I’ll admit it. I was very very introverted this winter, and now as the flowers are opening, and the trees are starting to bloom, and leaf out, I’m starting to bloom a little too. It was a hard winter. We moved. Tommy is putting in long hours at work and doing a ton of personal career advancement work. If I’m being honest (and I am) it’s been pretty rocky.
The girls are on spring break this week, and even though there is no sign of our hectic pace slowing down, I’m just feeling great…after a longish stint of not feeling great.
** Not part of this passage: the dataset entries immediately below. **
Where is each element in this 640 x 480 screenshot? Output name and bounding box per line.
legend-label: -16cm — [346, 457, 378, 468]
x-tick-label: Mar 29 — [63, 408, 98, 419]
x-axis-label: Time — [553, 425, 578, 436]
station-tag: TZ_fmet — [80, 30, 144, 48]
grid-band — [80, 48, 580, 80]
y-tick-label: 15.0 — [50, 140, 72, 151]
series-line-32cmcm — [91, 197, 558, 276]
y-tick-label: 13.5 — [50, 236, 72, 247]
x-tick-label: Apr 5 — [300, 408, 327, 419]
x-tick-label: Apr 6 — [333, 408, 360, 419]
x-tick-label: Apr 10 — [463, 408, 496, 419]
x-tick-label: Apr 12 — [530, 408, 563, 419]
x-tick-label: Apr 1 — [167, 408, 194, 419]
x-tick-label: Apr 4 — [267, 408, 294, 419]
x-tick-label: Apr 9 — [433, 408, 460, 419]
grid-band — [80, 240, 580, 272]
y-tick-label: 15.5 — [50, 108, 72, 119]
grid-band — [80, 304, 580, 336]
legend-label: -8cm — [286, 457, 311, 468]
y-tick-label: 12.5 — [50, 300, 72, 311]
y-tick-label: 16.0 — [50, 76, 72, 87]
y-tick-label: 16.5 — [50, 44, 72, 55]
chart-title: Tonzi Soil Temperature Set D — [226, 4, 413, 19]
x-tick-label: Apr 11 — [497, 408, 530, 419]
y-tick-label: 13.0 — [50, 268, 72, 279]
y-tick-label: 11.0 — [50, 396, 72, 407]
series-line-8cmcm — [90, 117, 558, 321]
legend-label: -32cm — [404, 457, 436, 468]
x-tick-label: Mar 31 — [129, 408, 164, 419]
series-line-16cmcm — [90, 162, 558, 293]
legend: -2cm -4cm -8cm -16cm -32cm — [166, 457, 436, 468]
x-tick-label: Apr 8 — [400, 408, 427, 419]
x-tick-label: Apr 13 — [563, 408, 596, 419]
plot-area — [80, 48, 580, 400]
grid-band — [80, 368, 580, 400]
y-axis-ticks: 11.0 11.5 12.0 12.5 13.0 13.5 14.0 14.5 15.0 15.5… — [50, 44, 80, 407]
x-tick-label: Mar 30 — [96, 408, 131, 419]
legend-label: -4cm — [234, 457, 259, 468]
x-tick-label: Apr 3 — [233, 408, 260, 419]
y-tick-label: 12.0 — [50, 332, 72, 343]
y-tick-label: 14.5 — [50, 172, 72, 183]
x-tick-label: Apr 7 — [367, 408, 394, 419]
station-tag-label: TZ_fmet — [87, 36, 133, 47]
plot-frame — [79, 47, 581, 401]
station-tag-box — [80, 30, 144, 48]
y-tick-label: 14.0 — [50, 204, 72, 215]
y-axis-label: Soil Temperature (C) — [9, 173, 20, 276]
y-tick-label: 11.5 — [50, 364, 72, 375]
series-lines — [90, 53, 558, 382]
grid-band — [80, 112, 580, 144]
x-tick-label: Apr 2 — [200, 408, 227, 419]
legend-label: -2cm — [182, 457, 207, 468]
I’ve been mulling over how to post something about this tough time…so far I’ve come up short, but I’m determined to get it out. I’m usually completely content with my role. I like being the background, rather than being front and center. It’s uncomfortable for me to be in front of many people or to get too much attention.
I suppose that’s one of the reasons I married an extrovert. We compliment each other well. However, when I see him struggle, like now when he is working so hard to advance his career, and I can’t do much of anything about it…I tend to move in a million directions. It’s hard to explain. I feel pulled to help him research or then I think that what I need to do is get a job so that I can help support the family financially to take stress off of him, and then I think that actually that would just bring about different stress. So I think I should start a business on the side. Or maybe I should just focus on keeping the house going really really well so that he doesn’t have to worry about chores, etc.
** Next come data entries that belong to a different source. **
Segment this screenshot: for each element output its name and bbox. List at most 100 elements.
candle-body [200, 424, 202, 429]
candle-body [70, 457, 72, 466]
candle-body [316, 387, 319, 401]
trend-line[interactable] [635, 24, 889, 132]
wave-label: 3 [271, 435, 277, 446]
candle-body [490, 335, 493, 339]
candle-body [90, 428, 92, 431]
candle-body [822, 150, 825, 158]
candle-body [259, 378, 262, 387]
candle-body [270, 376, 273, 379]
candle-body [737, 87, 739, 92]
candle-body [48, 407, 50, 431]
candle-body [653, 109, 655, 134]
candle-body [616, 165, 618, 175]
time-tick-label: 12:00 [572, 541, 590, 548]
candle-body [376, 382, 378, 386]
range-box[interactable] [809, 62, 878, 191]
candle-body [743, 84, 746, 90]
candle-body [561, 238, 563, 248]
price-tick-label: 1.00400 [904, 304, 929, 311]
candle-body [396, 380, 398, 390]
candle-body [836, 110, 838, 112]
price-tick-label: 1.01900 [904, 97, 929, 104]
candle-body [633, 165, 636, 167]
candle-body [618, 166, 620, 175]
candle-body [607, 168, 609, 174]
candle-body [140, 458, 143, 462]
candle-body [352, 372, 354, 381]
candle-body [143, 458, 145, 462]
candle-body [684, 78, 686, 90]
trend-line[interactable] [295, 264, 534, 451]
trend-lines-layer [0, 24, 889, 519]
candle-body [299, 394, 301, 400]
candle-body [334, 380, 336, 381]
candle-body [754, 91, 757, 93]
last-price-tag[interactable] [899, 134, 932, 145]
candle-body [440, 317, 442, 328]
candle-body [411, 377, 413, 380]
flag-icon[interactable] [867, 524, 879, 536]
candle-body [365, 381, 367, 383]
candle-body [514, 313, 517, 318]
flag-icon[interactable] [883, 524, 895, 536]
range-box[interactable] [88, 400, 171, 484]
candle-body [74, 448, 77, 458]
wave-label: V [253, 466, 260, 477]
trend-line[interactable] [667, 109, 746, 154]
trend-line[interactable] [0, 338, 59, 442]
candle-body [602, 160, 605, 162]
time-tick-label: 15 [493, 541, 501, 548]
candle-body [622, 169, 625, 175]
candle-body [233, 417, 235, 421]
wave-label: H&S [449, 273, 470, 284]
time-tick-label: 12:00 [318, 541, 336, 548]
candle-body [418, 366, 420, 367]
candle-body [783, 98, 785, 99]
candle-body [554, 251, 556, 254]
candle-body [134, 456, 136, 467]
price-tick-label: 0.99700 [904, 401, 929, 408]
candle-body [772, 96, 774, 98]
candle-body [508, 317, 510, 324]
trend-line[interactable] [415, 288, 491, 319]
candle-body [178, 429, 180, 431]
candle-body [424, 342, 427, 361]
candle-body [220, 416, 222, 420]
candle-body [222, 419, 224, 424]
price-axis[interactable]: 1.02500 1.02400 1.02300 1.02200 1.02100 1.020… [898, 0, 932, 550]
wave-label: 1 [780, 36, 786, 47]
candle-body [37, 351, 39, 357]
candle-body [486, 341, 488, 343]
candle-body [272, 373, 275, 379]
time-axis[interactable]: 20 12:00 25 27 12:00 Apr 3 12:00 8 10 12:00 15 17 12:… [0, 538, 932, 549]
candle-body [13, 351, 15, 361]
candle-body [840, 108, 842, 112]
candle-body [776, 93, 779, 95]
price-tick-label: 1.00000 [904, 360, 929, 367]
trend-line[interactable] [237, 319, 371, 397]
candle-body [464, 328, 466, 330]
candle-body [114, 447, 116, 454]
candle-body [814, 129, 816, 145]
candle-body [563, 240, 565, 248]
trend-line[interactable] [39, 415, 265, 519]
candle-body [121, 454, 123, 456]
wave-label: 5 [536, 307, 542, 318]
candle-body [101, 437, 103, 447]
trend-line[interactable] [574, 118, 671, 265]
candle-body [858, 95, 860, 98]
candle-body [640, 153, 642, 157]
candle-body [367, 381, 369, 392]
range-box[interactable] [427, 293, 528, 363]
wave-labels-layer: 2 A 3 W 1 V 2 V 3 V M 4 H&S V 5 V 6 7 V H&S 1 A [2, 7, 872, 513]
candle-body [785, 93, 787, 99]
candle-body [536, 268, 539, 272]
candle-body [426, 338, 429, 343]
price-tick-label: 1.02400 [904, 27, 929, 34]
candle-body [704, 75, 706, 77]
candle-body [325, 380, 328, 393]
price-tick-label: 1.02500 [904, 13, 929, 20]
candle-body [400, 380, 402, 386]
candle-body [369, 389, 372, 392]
That uncertainty and questioning of my role is only part of it. There’s a darker, murkier aspect. I’m also jealous of him. While at the same time not wanting to trade places. What he does is visible to others. Not only is it visible, but it gets compensated. People notice him as a professional. People actually ask him about his work. No one asks about mine…aside from other stay at home moms. Some days feel like I might be trapped in a never ending cycle of kids wanting things from me. Those are not fun days.
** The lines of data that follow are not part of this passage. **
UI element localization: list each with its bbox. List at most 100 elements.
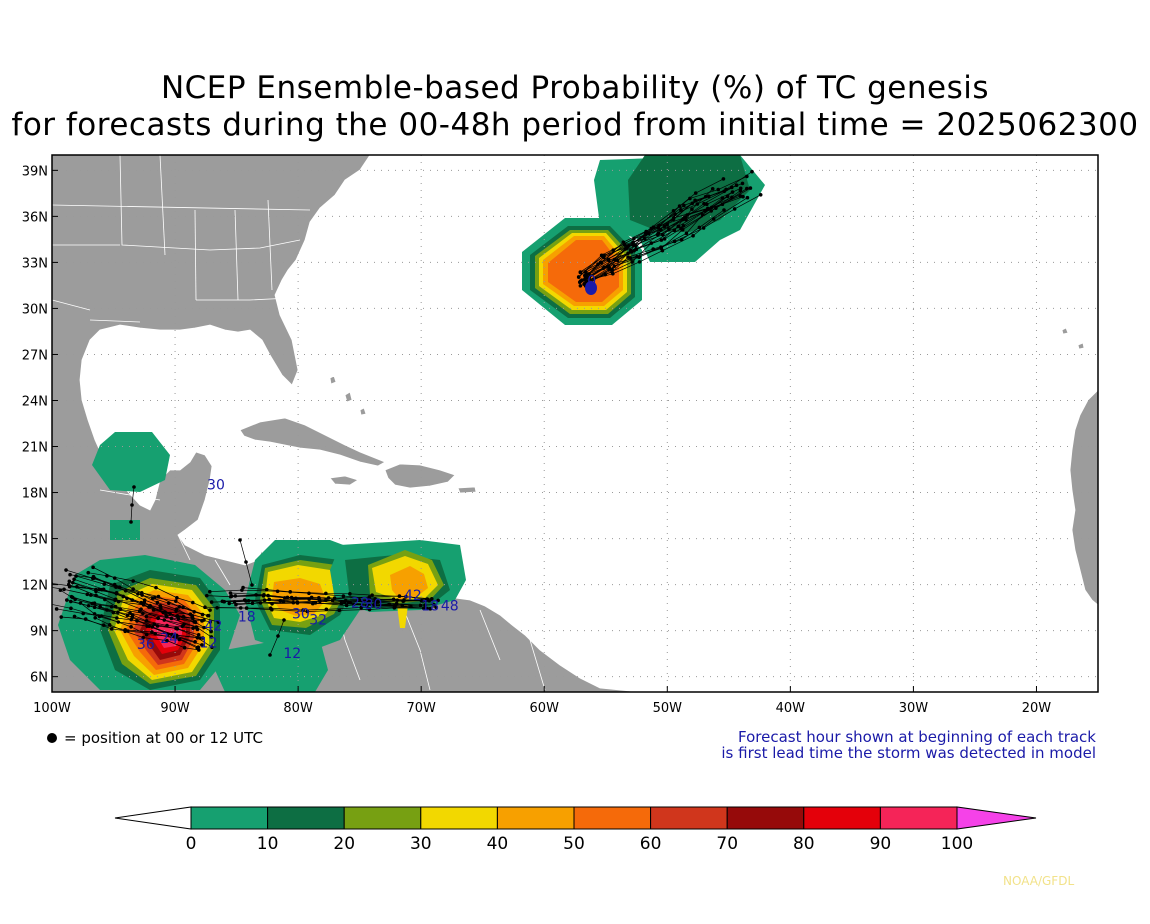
track-dot	[418, 603, 423, 608]
track-dot	[118, 607, 123, 612]
track-dot	[90, 576, 95, 581]
track-dot	[710, 187, 715, 191]
track-dot	[367, 607, 372, 612]
track-dot	[244, 606, 249, 610]
track-dot	[673, 212, 677, 217]
track-dot	[425, 606, 429, 611]
track-dot	[137, 609, 142, 613]
track-dot	[291, 600, 296, 605]
track-dot	[125, 613, 130, 618]
track-dot	[301, 608, 305, 612]
lat-label: 39N	[22, 164, 48, 179]
lat-label: 18N	[22, 487, 48, 502]
track-dot	[153, 632, 158, 636]
colorbar-label: 100	[941, 834, 973, 854]
track-dot	[344, 603, 349, 608]
track-dot	[144, 614, 149, 619]
track-dot	[191, 626, 195, 630]
track-dot	[701, 226, 706, 230]
track-dot	[276, 634, 280, 638]
colorbar-label: 20	[333, 834, 355, 854]
track-dot	[242, 598, 247, 602]
track-dot	[293, 596, 298, 601]
track-dot	[113, 604, 118, 609]
track-dot	[672, 239, 677, 244]
track-dot	[152, 595, 157, 600]
track-dot	[67, 584, 72, 589]
track-dot	[363, 599, 367, 603]
lon-label: 20W	[1022, 701, 1052, 716]
land-canaries	[1061, 327, 1085, 350]
lat-label: 21N	[22, 441, 48, 456]
track-dot	[141, 611, 145, 616]
track-dot	[128, 611, 132, 615]
track-dot	[97, 587, 101, 592]
track-dot	[246, 599, 251, 603]
track-dot	[724, 187, 728, 192]
track-dot	[264, 587, 269, 592]
lat-label: 27N	[22, 348, 48, 363]
colorbar-swatch	[420, 806, 498, 830]
prob-ne-darkgreen	[628, 155, 750, 232]
lat-label: 24N	[22, 394, 48, 409]
track-dot	[307, 597, 311, 602]
hour-label: 42	[205, 619, 223, 635]
track-dot	[164, 615, 169, 619]
track-dot	[656, 231, 661, 235]
track-dot	[278, 598, 283, 603]
track-dot	[220, 599, 225, 604]
hour-label: 0	[587, 273, 596, 289]
hour-label: 42	[404, 588, 422, 604]
track-dot	[587, 275, 592, 280]
track-dot	[203, 605, 207, 610]
political-borders	[52, 155, 546, 691]
track-dot	[371, 603, 376, 607]
track-dot	[607, 258, 611, 263]
track-dot	[132, 485, 136, 489]
track-dot	[289, 595, 294, 600]
track-dot	[131, 579, 135, 583]
track-dot	[657, 223, 661, 228]
latitude-labels: 39N 36N 33N 30N 27N 24N 21N 18N 15N 12N 9N 6N	[22, 164, 58, 686]
track-dot	[123, 628, 128, 632]
hour-label: 12	[200, 636, 218, 652]
track-dot	[208, 608, 212, 612]
track-dot	[62, 587, 66, 592]
track-dot	[74, 574, 78, 578]
track-dot	[750, 169, 754, 174]
prob-ecarib-amber	[390, 566, 428, 600]
colorbar-swatch	[879, 806, 958, 830]
legend-dot-text: = position at 00 or 12 UTC	[64, 729, 263, 747]
track-dot	[720, 196, 725, 200]
track-dot	[307, 591, 311, 596]
track-dot	[392, 606, 397, 610]
colorbar-label: 70	[716, 834, 738, 854]
hour-label: 30	[365, 597, 383, 613]
track-dot	[630, 260, 635, 264]
track-dot	[182, 645, 187, 650]
hour-label: 48	[441, 599, 459, 615]
track-dot	[174, 626, 178, 631]
legend-note-line2: is first lead time the storm was detecte…	[721, 744, 1096, 762]
track-dot	[703, 194, 708, 199]
track-dot	[150, 630, 154, 634]
lat-label: 12N	[22, 579, 48, 594]
track-dot	[209, 635, 214, 639]
track-dot	[191, 600, 195, 605]
track-dot	[154, 585, 158, 590]
track-dot	[282, 618, 286, 622]
track-dot	[209, 600, 214, 604]
track-dot	[229, 594, 234, 598]
track-dot	[428, 607, 433, 611]
track-dot	[632, 236, 636, 241]
track-dot	[400, 603, 405, 608]
track-dot	[250, 601, 255, 606]
track-dot	[99, 587, 104, 592]
track-dot	[401, 599, 405, 603]
track-dot	[197, 648, 201, 652]
track-dot	[67, 579, 72, 584]
track-dot	[317, 597, 322, 602]
track-dot	[720, 202, 725, 207]
track-dot	[671, 209, 676, 213]
track-dot	[429, 597, 434, 601]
Being the support person means that so much of what you do is only noticed in relationship to what doesn’t get done. I doubt anyone notices that I carefully brush and put my girls’ hair up every single morning. But I’ve had people rudely comment about a child with a tangle in the back of their hair. Certainly no one can see that I have cleaned the toilet twice in one day. But anyone using the bathroom would notice, with disgust, the evidence of a filthy throne. No one notices clean dishes…only the absence of them. So much of what I do on a day to day basis is absolutely and utterly invisible. And sometimes, not all the time, but sometimes that’s painful.
Why do I even care what others think or notice? There is intrinsic value in raising children. There is value in doing all the background work to keep this family afloat. It’s just hard to see that through poopy diapers, afternoons spent nursing, mop water, and chauffeur service.
However, lately it feels like maybe I’m turning a corner. I’m on a roll. I’ve been catching up on bill paying and budget planning this last week. Finances are tight, but we’ve weathered that storm many times before. Today feels joyful.
I’ve come up with a new laundry system for myself, and my day feels a lot less like endless piles of laundry…In fact, I mentioned to a friend recently that I think I may have conquered laundry. It’s been a month without an underwear or towel crisis. I’d love to share more about that in a future post if anyone is interested.
We’re eating good home-cooked meals on the regular.
I’ve been seeing and talking to more friends lately.
The kids got along great today.
Today my work feels valuable. That’s a lot to be grateful for. It isn’t always the case.
What do your dark moments look like? How do you turn it around?